Bring the participants together and run a brainstorming session, with the above context in mind. Ask the team to sketch out the system architecture and steady-state behaviour, such as typical traffic and expected error levels. A boxes and arrows sketch is fine; you just need a high enough level that’s easy to visualise and reason about, but low enough to identify components that might fail. If the number of participants is small and time allows, have each person draw their own sketch, then compare them one by one, starting with the sketch done by the person least familiar with the system.
This activity can improve the resilience of the system because it corrects misconceptions within the team and gives each member deeper architectural and behavioural understanding, which they can draw on during the next production incident.
Before brainstorming about failures, decide what the scope of experiments should be, considering:
Which parts of the system do you not have control over? Failures will be out of scope if their remediations are outside your team’s control (e.g. an internal failure within a cloud provider, such as an AWS network outage).
Which components are off-limits for experimentation? If another team has critical work in progress that requires component X to be highly available on Chaos Day, it might be best to preserve team harmony by declaring that component to be off-limits.
What is the desired blast radius? Failures in one component or whole service will often impact connected components and downstream services. Decide if there should be a constraint on how far failures are allowed to ripple.
Is there a desired focus area or theme to orient experiments around?
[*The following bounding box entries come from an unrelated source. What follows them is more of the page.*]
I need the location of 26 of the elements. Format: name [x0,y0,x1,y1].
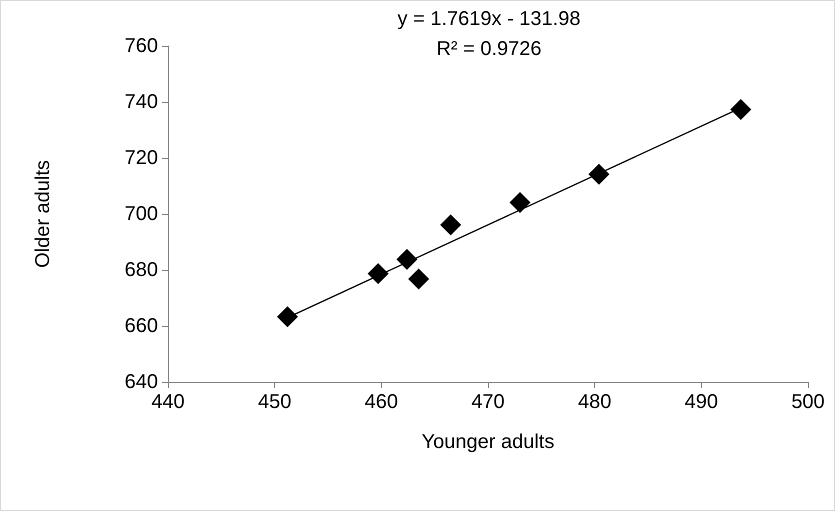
point [440,214,462,236]
y-tick-label: 640 [124,371,158,393]
point [588,164,610,185]
y-tick-label: 760 [124,35,158,57]
y-tick-label: 660 [124,315,158,337]
x-tick-label: 440 [151,391,185,413]
x-tick-label: 460 [364,391,398,413]
point [408,268,430,290]
y-tick-label: 720 [124,147,158,169]
y-tick-label: 700 [124,203,158,225]
x-tick-label: 500 [791,391,825,413]
text: y = 1.7619x - 131.98 [398,8,580,30]
x-tick-label: 470 [471,391,505,413]
point [368,263,389,284]
x-tick-label: 450 [258,391,292,413]
x-tick-label: 480 [578,391,612,413]
y-axis-title: Older adults [32,160,54,268]
y-tick-label: 740 [124,91,158,113]
annotation: R² = 0.9726 [436,38,542,60]
y-tick-label: 680 [124,259,158,281]
point [730,99,752,120]
point [276,306,298,328]
x-axis-title: Younger adults [422,431,554,453]
point [510,192,530,214]
point [396,248,418,270]
x-tick-label: 490 [684,391,718,413]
Review the experiment themes and decide if Chaos Day will be a smorgasbord or a set menu of experiment types.
With a common architecture diagram and scope agreed upon and visible to everyone, the next step is to brainstorm experiments. Ask each participant to spend 5-10 minutes brainstorming 3-8 failures they’d like to learn more about, writing each failure on a sticky note (or virtual equivalent) and placing it on the architecture diagram near the target component/connection. For each failure, they should consider the failure event (what, where, how), expected impact and anticipated response.
At the end of the brainstorm, group similar ideas and discuss groups of particular interest (use dot-voting if necessary). Firm facilitation is required here, as these discussions can easily get lost in detail. Keep the group focused on reaching the point where they can agree on the top 4-8 experiments that optimise for learning within the agreed scope and theme.
The prioritisation process should be a discussion where the following attributes are identified and compared for each experiment:
Having shortlisted 4-8 experiments, agree on an owner for each experiment and set the expectation that, before the Chaos Day, the owners will have fleshed out their experiments to the point they are confident in executing them. The next section outlines a template we’ve found useful in guiding experiment design.
Impact - if the failure really happened how significant would the business and/or reputational damage be? How would this change over the course of the failure, until normal service is resumed?
Likelihood - how likely is the failure? Has it happened before? What conditions would have to be present for it to occur and how likely are those conditions? Don’t spend time on failures whose conditions represent a much wider impact, such as national or planet-scale outages, but equally, don’t rule out failures that seem unlikely. At one client we used a highly available, cloud database service, fully managed by a leading public cloud provider. We had absolute confidence it would never fail, until one day a regular infrastructure-as-code deployment deleted the database and its backups (ironically due to cloud configuration changes designed to increase resilience). Question all assumptions!
Expected response (MTTR) - how do you expect the system and team around it to respond when the failure occurs? Will a circuit breaker kick in and requests be later retried? Will alerts fire? Will the team quickly notice and know what to do?
Mental model - how well understood is the failure and the impacted architectural parts? Complex systems that are hard to reason about are also hard to support, especially when something goes wrong.
Organisational benefits, such as cross-team relationships - resilient systems are built and operated by teams. Failures that span multiple teams require a cross-team response. How well do the impacted teams know each other? Do they have established points of contact and communication protocols?